Cette histoire est rondement menée, assez irréaliste en soi il faut bien le dire, tant elle présente un côté conte caricatural. Et pourtant...la mayonnaise prend immédiatement ! Car on se surprend à tourner les pages avec gourmandise, tellement ce scénario à l'apparente facilité est déroulé avec une grande fluidité. le graphisme est bon, il y a un bon équilibre entre les scènes de dialogues et des plages de contemplation de la nature. On a envie que Kenzô se surpasse, et il le fait, et on est content pour lui !!!
Car finalement, au-delà de la belle histoire assez peu crédible, il y a pour chacun de nous un message : non, on n'est jamais tout à fait mort, même au fond du gouffre subsiste toujours une petite lueur qui permet de rebondir, à condition d'avoir une volonté inébranlable, et sans doute un coup de pouce du hasard, du destin.
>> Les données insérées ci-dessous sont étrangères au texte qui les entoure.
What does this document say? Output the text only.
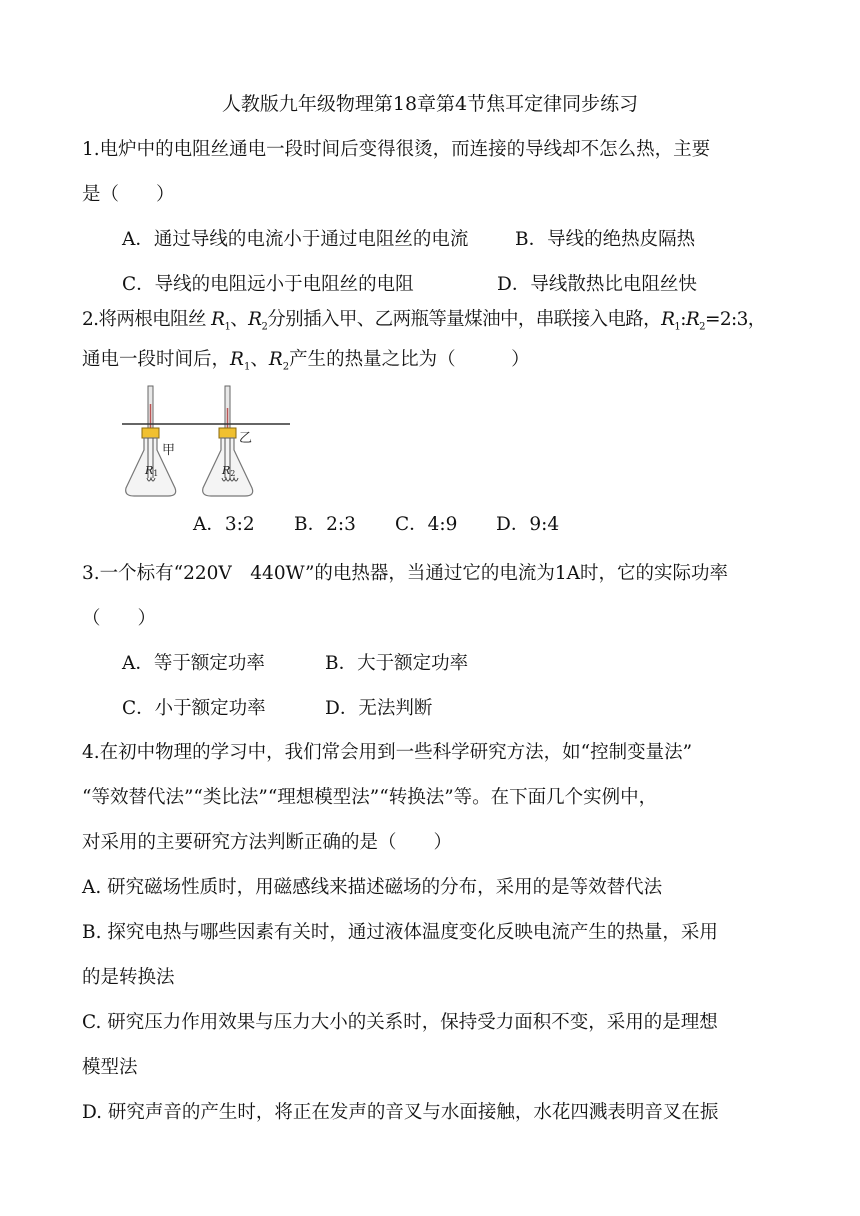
人教版九年级物理第18章第4节焦耳定律同步练习
1.电炉中的电阻丝通电一段时间后变得很烫，而连接的导线却不怎么热，主要
是（　　）
A．通过导线的电流小于通过电阻丝的电流	B．导线的绝热皮隔热
C．导线的电阻远小于电阻丝的电阻	D．导线散热比电阻丝快
2.将两根电阻丝 $R_1$、$R_2$分别插入甲、乙两瓶等量煤油中，串联接入电路，$R_1:R_2=2:3$，
通电一段时间后，$R_1$、$R_2$产生的热量之比为（　　　）
甲
乙
R1	R2
A．3:2 B．2:3 C．4:9 D．9:4
3.一个标有“220V　440W”的电热器，当通过它的电流为1A时，它的实际功率
（　　）
A．等于额定功率	B．大于额定功率
C．小于额定功率	D．无法判断
4.在初中物理的学习中，我们常会用到一些科学研究方法，如“控制变量法”
“等效替代法”“类比法”“理想模型法”“转换法”等。在下面几个实例中，
对采用的主要研究方法判断正确的是（　　）
A. 研究磁场性质时，用磁感线来描述磁场的分布，采用的是等效替代法
B. 探究电热与哪些因素有关时，通过液体温度变化反映电流产生的热量，采用
的是转换法
C. 研究压力作用效果与压力大小的关系时，保持受力面积不变，采用的是理想
模型法
D. 研究声音的产生时，将正在发声的音叉与水面接触，水花四溅表明音叉在振
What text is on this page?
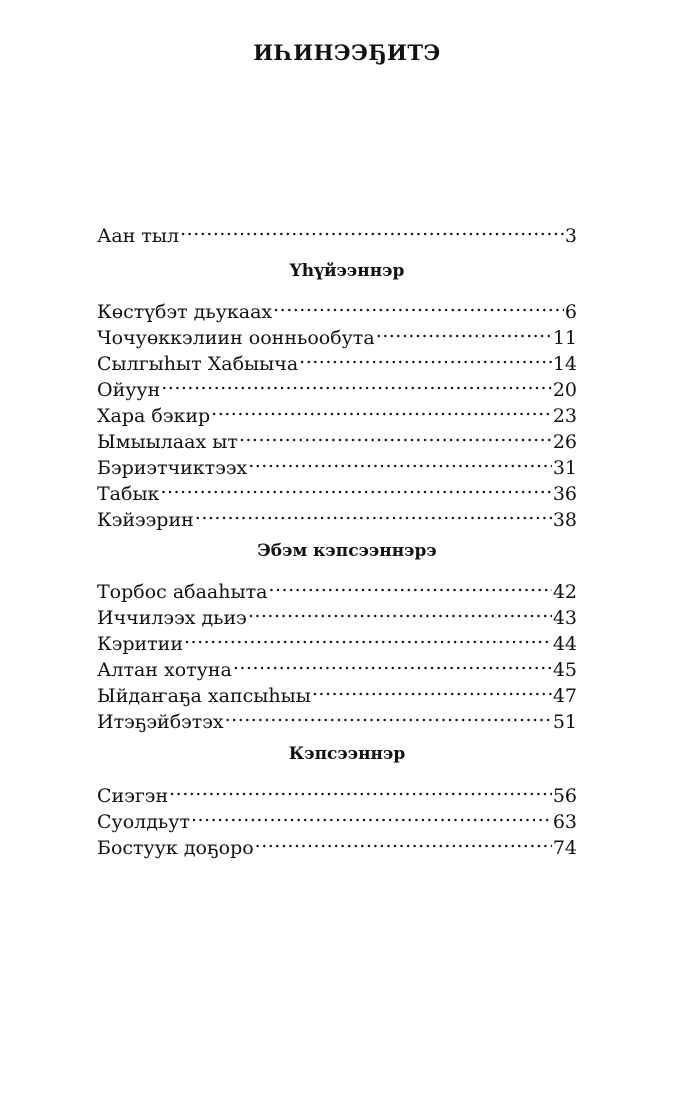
ИҺИНЭЭҔИТЭ
Аан тыл .....	3
Үһүйээннэр
Көстүбэт дьукаах .....	6
Чочуөккэлиин оонньообута .....	11
Сылгыһыт Хабыыча .....	14
Ойуун .....	20
Хара бэкир .....	23
Ымыылаах ыт .....	26
Бэриэтчиктээх .....	31
Табык .....	36
Кэйээрин .....	38
Эбэм кэпсээннэрэ
Торбос абааһыта .....	42
Иччилээх дьиэ .....	43
Кэритии .....	44
Алтан хотуна .....	45
Ыйдаҥаҕа хапсыһыы .....	47
Итэҕэйбэтэх .....	51
Кэпсээннэр
Сиэгэн .....	56
Суолдьут .....	63
Бостуук доҕоро .....	74
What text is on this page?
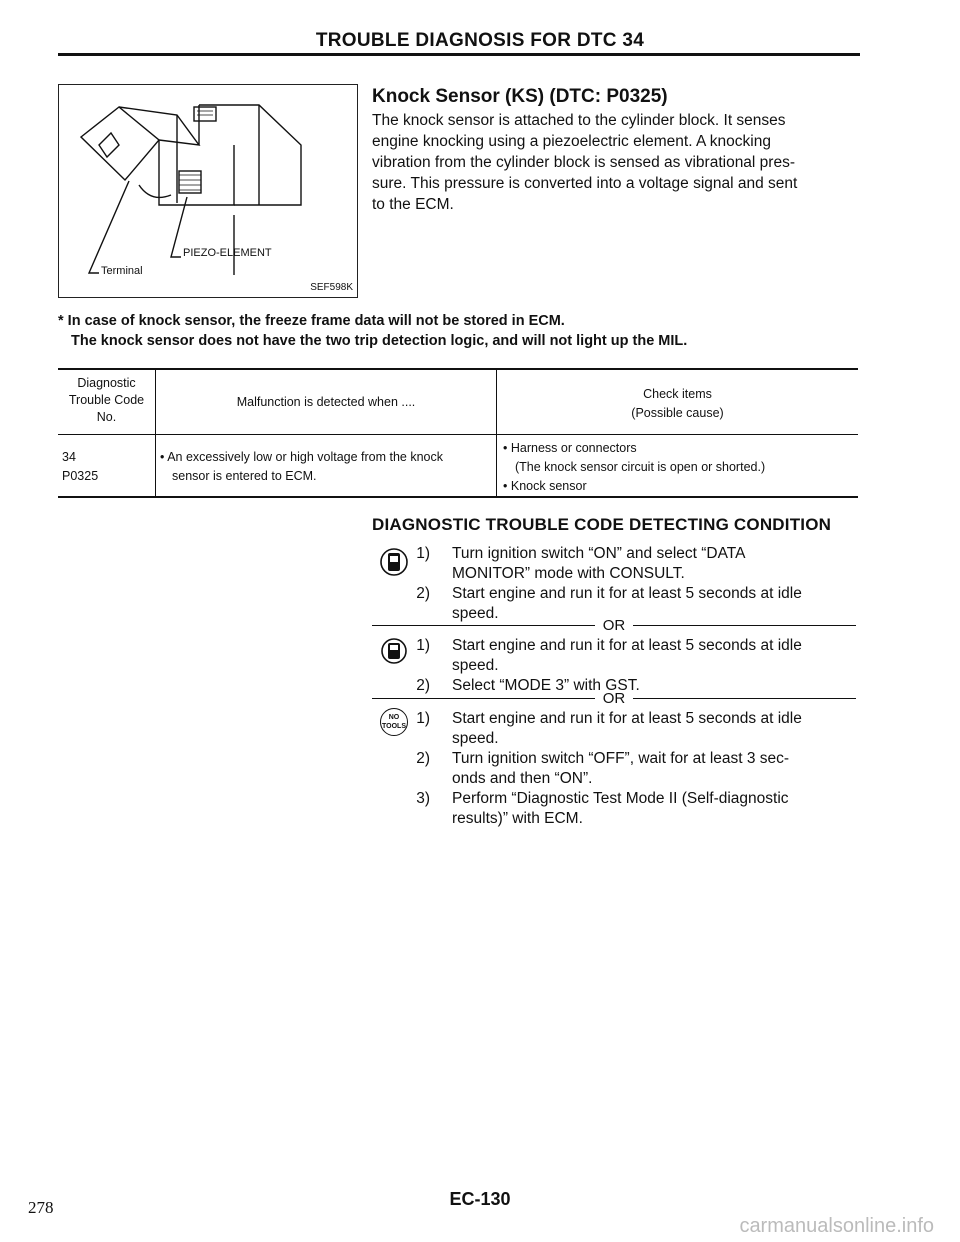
TROUBLE DIAGNOSIS FOR DTC 34
PIEZO-ELEMENT
Terminal
SEF598K
Knock Sensor (KS) (DTC: P0325)
The knock sensor is attached to the cylinder block. It senses
engine knocking using a piezoelectric element. A knocking
vibration from the cylinder block is sensed as vibrational pres-
sure. This pressure is converted into a voltage signal and sent
to the ECM.
* In case of knock sensor, the freeze frame data will not be stored in ECM.
The knock sensor does not have the two trip detection logic, and will not light up the MIL.
Diagnostic
Trouble Code
No.
Malfunction is detected when ....
Check items
(Possible cause)
34
P0325
• An excessively low or high voltage from the knock
sensor is entered to ECM.
• Harness or connectors
(The knock sensor circuit is open or shorted.)
• Knock sensor
DIAGNOSTIC TROUBLE CODE DETECTING CONDITION
1) Turn ignition switch “ON” and select “DATA
MONITOR” mode with CONSULT.
2) Start engine and run it for at least 5 seconds at idle
speed.
OR
1) Start engine and run it for at least 5 seconds at idle
speed.
2) Select “MODE 3” with GST.
OR
NO
TOOLS 1) Start engine and run it for at least 5 seconds at idle
speed.
2) Turn ignition switch “OFF”, wait for at least 3 sec-
onds and then “ON”.
3) Perform “Diagnostic Test Mode II (Self-diagnostic
results)” with ECM.
278	EC-130
carmanualsonline.info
Pour Kenzô Okada, c'est arrivé, sur le tard, presque trop tard, mais il aura vécu cette fin de vie libre, fort, utile pour les autres, en paix avec lui-même. Les japonais, qui n'aiment pas dire "je", utilisent néanmoins à ce titre le terme générique "watashi". Mais en pratique, la première personne du singulier, pour un homme, est plutôt exprimée par deux termes, avec une distinction (un peu déroutante et contestable me semble-t-il) entre l'homme romantique, effacé voire efféminé, qui dira "Boku"...et l'homme fort, d'autorité, qui dira "Ore"...
Disons que Kenzô aura brillamment réussi la transformation du premier au second !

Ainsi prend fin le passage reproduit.